Cooper also noted that the administration has “apparently taken substantial steps toward complying” with his order that Trump’s name be removed, such as taking the president’s name off official materials at the center.

“What’s more, issuance of a stay pending appeal would not be in the public interest, which is rarely served by the ‘perpetuation’ of ‘unlawful’ governmental action.”

CNBC has requested comment from the DOJ.

The center had been renamed the Trump Kennedy Center in December, 10 months after Trump removed several trustees from the board and appointed himself as a trustee.

Rep. Joyce Beatty, an Ohio Democrat and ex officio Kennedy Center trustee, sued to block the renaming, as well as to block the closure of the center for renovations and to reverse her being stripped of her voting rights by the board in May 2025.

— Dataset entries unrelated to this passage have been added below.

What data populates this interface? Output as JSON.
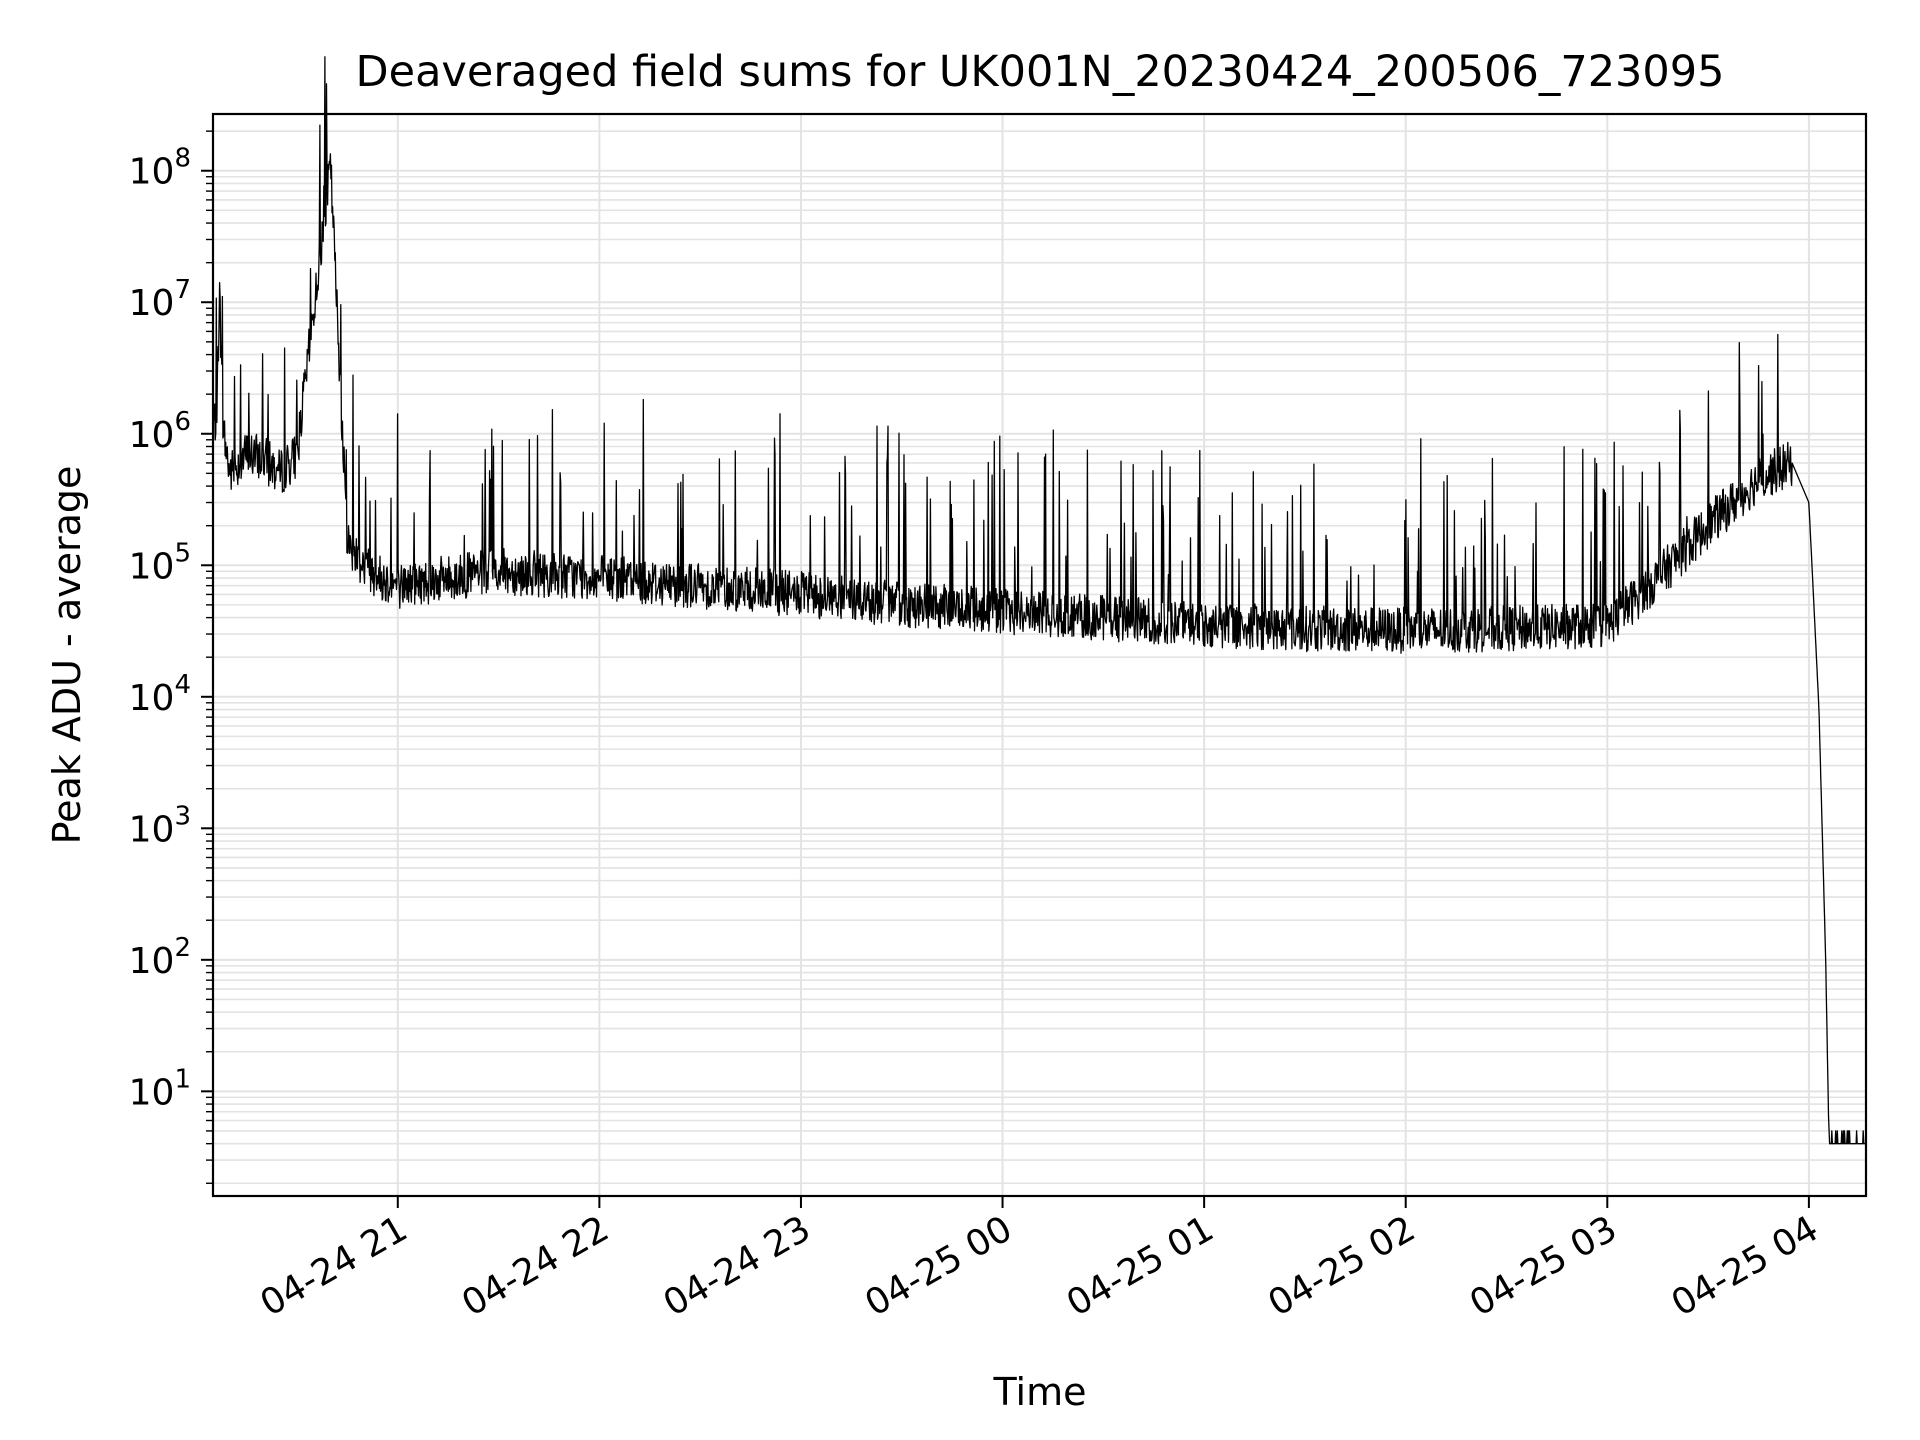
{
  "chart_data": {
    "type": "line",
    "title": "Deaveraged field sums for UK001N_20230424_200506_723095",
    "xlabel": "Time",
    "ylabel": "Peak ADU - average",
    "yscale": "log",
    "ylim": [
      1.6,
      270000000
    ],
    "xlim": [
      "2023-04-24 20:05",
      "2023-04-25 04:17"
    ],
    "grid": true,
    "line_color": "#000000",
    "grid_color": "#e3e3e3",
    "x_ticks": [
      {
        "value": "2023-04-24 21:00",
        "label": "04-24 21"
      },
      {
        "value": "2023-04-24 22:00",
        "label": "04-24 22"
      },
      {
        "value": "2023-04-24 23:00",
        "label": "04-24 23"
      },
      {
        "value": "2023-04-25 00:00",
        "label": "04-25 00"
      },
      {
        "value": "2023-04-25 01:00",
        "label": "04-25 01"
      },
      {
        "value": "2023-04-25 02:00",
        "label": "04-25 02"
      },
      {
        "value": "2023-04-25 03:00",
        "label": "04-25 03"
      },
      {
        "value": "2023-04-25 04:00",
        "label": "04-25 04"
      }
    ],
    "y_ticks": [
      {
        "value": 10,
        "base": "10",
        "exp": "1"
      },
      {
        "value": 100,
        "base": "10",
        "exp": "2"
      },
      {
        "value": 1000,
        "base": "10",
        "exp": "3"
      },
      {
        "value": 10000,
        "base": "10",
        "exp": "4"
      },
      {
        "value": 100000,
        "base": "10",
        "exp": "5"
      },
      {
        "value": 1000000,
        "base": "10",
        "exp": "6"
      },
      {
        "value": 10000000,
        "base": "10",
        "exp": "7"
      },
      {
        "value": 100000000,
        "base": "10",
        "exp": "8"
      }
    ],
    "series": [
      {
        "x": [
          "2023-04-24 20:05",
          "2023-04-24 20:06",
          "2023-04-24 20:07",
          "2023-04-24 20:08",
          "2023-04-24 20:10",
          "2023-04-24 20:15",
          "2023-04-24 20:20",
          "2023-04-24 20:25",
          "2023-04-24 20:30",
          "2023-04-24 20:40",
          "2023-04-24 20:45",
          "2023-04-24 20:50",
          "2023-04-24 20:55",
          "2023-04-24 21:00",
          "2023-04-24 21:15",
          "2023-04-24 21:30",
          "2023-04-24 22:00",
          "2023-04-24 22:30",
          "2023-04-24 23:00",
          "2023-04-24 23:30",
          "2023-04-25 00:00",
          "2023-04-25 00:30",
          "2023-04-25 01:00",
          "2023-04-25 01:30",
          "2023-04-25 02:00",
          "2023-04-25 02:30",
          "2023-04-25 03:00",
          "2023-04-25 03:15",
          "2023-04-25 03:30",
          "2023-04-25 03:45",
          "2023-04-25 03:55",
          "2023-04-25 04:00",
          "2023-04-25 04:03",
          "2023-04-25 04:05",
          "2023-04-25 04:06",
          "2023-04-25 04:07",
          "2023-04-25 04:08",
          "2023-04-25 04:17"
        ],
        "y": [
          1200000,
          1300000,
          11000000,
          1100000,
          500000,
          700000,
          650000,
          500000,
          700000,
          110000000,
          150000,
          100000,
          80000,
          70000,
          80000,
          90000,
          80000,
          70000,
          60000,
          50000,
          45000,
          40000,
          35000,
          33000,
          32000,
          33000,
          35000,
          80000,
          200000,
          450000,
          600000,
          300000,
          8000,
          100,
          4,
          4,
          4,
          4
        ]
      }
    ]
  }
}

Cooper, in his May 29 ruling in Beatty’s favor, wrote, “Congress gave the Kennedy Center its name, and only Congress can change it.”

“The Kennedy Center’s organic statute makes crystal clear that the Center is to be named for President [John] Kennedy, and it cannot bear any other formal name or public memorial based on the Board’s unilateral say-so,” Cooper wrote.

Beatty’s lawyers, in a filing Friday morning urging the judge to maintain his order in the face of the administration’s request, wrote, “The Court should deny Defendants’ eleventh-hour request for a stay pending appeal.”

“The Court provided Defendants with an ample fourteen-day window to comply with its order or instead appeal to the D.C. Circuit,” the filing said.

“Defendants initially chose to comply, declined to appeal, and began restoring the Kennedy Center’s digital and physical footprint, consistent with the Court’s instructions. But the night before the deadline, Defendants reversed course,” the filing said. “At nearly the last possible moment, after filing a notice of appeal, they moved the Court for the ‘exceptional relief’ of a stay pending appeal.”

“This latest gambit is frivolous. The Court should deny the motion,” Beatty’s lawyers wrote.